(Montevideo, 6. November 2019, la diaria),- Luiz Inácio Lula da Silva, brasilianischer Ex-Präsident und Gründungsmitglied der brasilianischen Arbeiterpartei (PT), ist nicht gerade optimistisch, was die Debatte des Obersten Gerichtshofs über Tausende verurteilte Häftlinge betrifft. „Spekulationen über ungelegte Eier führen zu nichts“, habe der ehemalige PT-Vorsitzende zu allen gesagt, die ihn in den letzten Tagen im Gefängnis besucht hatten, berichtete die brasilianische Tageszeitung Folha de Sao Paulo. Sollte eine Haftaussetzung aller in zweiter Instanz verurteilten Inhaftierten beschlossen werden, würde auch Lula automatisch aus der Haft entlassen.
„Lula wird im Gefängnis vergammeln.“
Der Oberste Gerichtshof wird am Nachmittag des 7. November die Debatte wiederaufnehmen. Eine Freilassung Lulas, der seit April vergangenen Jahres im Gefängnis sitzt, kann erhebliche politische Folgen haben. Verschiedene brasilianische Medien erinnerten in den letzten Tagen an den Ausspruch Bolsonaros während des Wahlkampfs, aus dem der ultrarechte Kandidat anschließend als Sieger hervorgehen sollte: „Lula wird im Gefängnis vergammeln.“
Zur Diskussion steht die Entlassung von etwa 5.000 Inhaftierten
Das Oberste Gericht wird nun prüfen, ob die aktuelle gängige Rechtspraxis, nach der eine Haftstrafe nach Bestätigung eines Urteils in der zweiten Instanz unmittelbar in Kraft treten darf, überhaupt rechtens ist, oder ob erst alle gebotenen Rechtsmittel ausgeschöpft sein müssen. Sollte die Entscheidung des Gerichts zugunsten einer Änderung der Rechtspraxis ausfallen, würde das die Entlassung von über 5.000 Personen bedeuten, die derzeit im Gefängnis sitzen, darunter einige Dutzend Personen, die im Zusammenhang mit dem milliardenschweren Korruptionsskandal Lava Jato („Hochdruckreiniger“) inhaftiert wurden.

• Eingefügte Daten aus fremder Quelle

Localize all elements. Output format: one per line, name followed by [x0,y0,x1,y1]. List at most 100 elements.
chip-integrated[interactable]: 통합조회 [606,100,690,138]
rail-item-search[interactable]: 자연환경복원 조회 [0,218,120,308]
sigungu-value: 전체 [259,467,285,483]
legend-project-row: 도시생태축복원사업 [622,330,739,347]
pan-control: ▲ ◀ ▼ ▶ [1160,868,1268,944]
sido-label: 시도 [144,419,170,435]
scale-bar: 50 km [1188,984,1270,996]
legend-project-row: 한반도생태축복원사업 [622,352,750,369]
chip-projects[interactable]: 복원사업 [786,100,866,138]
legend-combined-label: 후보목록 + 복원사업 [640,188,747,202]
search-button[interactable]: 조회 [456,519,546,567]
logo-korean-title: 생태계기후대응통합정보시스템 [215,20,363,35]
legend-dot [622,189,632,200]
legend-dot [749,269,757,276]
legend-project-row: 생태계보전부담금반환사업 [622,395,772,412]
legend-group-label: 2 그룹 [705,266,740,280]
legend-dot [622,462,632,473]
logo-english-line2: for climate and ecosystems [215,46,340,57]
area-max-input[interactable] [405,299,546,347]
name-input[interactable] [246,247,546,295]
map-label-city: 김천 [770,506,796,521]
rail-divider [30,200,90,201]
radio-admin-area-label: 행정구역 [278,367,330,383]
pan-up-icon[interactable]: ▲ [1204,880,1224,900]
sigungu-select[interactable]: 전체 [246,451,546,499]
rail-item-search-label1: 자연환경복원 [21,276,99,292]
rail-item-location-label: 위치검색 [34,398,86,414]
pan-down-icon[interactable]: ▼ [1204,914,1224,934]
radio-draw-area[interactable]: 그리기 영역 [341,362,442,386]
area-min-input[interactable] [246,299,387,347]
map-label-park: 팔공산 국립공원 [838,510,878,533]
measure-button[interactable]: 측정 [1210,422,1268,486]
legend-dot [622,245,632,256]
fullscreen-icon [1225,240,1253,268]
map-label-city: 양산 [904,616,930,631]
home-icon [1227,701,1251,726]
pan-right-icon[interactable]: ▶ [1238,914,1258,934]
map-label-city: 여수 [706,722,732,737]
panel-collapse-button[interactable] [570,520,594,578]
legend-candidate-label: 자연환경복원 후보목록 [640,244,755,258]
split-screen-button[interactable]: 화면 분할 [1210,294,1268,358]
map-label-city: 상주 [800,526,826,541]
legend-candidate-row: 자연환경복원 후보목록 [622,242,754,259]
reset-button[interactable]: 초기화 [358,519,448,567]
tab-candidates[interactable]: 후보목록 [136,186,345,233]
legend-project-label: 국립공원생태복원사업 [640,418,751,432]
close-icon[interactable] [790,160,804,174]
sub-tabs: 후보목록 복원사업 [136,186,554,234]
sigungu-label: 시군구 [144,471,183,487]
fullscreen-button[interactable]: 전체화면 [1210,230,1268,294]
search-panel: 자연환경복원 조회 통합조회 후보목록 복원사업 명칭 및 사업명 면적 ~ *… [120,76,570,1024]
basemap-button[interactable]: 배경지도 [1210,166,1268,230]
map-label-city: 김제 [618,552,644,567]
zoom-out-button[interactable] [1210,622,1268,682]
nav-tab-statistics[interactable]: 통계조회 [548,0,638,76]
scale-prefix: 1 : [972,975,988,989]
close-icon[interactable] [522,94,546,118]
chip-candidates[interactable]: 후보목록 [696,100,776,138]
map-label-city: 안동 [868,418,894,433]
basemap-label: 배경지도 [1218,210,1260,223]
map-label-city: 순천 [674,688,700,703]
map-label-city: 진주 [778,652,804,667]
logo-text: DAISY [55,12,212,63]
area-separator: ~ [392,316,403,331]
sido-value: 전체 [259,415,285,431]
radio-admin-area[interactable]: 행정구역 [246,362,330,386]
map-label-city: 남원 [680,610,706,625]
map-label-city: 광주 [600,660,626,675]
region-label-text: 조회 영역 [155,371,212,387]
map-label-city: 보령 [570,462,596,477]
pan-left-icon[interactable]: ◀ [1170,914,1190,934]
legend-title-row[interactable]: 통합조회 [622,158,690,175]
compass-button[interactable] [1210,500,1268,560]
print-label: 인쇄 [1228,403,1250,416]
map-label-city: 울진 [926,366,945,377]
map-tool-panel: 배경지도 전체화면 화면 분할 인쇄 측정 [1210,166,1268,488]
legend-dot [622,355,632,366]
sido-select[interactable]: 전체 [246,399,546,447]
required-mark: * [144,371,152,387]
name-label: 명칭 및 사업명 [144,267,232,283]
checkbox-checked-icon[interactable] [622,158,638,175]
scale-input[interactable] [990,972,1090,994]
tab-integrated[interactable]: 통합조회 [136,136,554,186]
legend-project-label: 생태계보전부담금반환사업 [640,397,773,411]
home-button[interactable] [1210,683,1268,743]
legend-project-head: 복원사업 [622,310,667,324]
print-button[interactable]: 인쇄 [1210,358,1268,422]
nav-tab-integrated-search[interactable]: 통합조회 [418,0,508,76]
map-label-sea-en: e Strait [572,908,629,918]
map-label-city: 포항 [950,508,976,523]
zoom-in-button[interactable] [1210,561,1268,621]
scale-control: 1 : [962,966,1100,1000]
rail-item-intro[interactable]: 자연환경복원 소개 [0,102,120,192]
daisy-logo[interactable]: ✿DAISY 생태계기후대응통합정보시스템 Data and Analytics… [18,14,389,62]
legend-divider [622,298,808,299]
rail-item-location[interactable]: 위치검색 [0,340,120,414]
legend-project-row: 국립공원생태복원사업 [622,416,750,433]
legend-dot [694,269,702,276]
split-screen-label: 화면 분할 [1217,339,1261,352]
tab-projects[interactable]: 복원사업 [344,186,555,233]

Zu diesem Personenkreis zählt auch Ex-Präsident Lula.
Vor anderthalb Jahren wurde Lula der Korruption und Geldwäsche beschuldigt und zu einer Haftstrafe von acht Jahren und elf Monaten verurteilt. Seither sitzt er in Curitiba im Süden des Landes in Haft. Laut Urteilsspruch soll ihm die Baufirma OAS eine Wohnung in Guarujá, São Paulo, überlassen haben, um sich für einige lukrative Bauaufträge für den staatlichen Ölkonzern Petrobras erkenntlich zu zeigen. Nach einer Unterbrechung der Beratungen im Gericht zur Frage, ob die derzeitige Praxis rechtswidrig ist, gaben im vergangenen Monat sieben Richter*innen ihre Stimme ab: Vier von ihnen stimmten für die Beibehaltung der derzeitigen Praxis.
Knappes Abstimmungsergebnis erwartet
Viele brasilianische Politik- und Rechtswissenschaftler glauben, dass die Stimmabgabe der restlichen Minister*innen eine Patt-Situation von 5:5 herbeiführen wird; damit würde dem Obersten Gerichtsvorsitzenden José Antonio Dias Toffoli die Rolle des Züngleins an der Waage zufallen. Seit einigen Wochen geht das Gerücht, Dias Toffoli könnte möglicherweise einen Mittelweg vorschlagen, nämlich ein endgültiges Urteil nach der dritten Instanz. In diesem Fall würde Lula weiterhin in Curitiba inhaftiert bleiben, da seine Verurteilung bereits von der zweithöchsten gerichtlichen Instanz Superior Tribunal de Justiça bestätigt wurde. Danach käme nur noch der Oberste Bundesgerichtshof, die vierte und letzte Instanz, an die er sich wenden kann.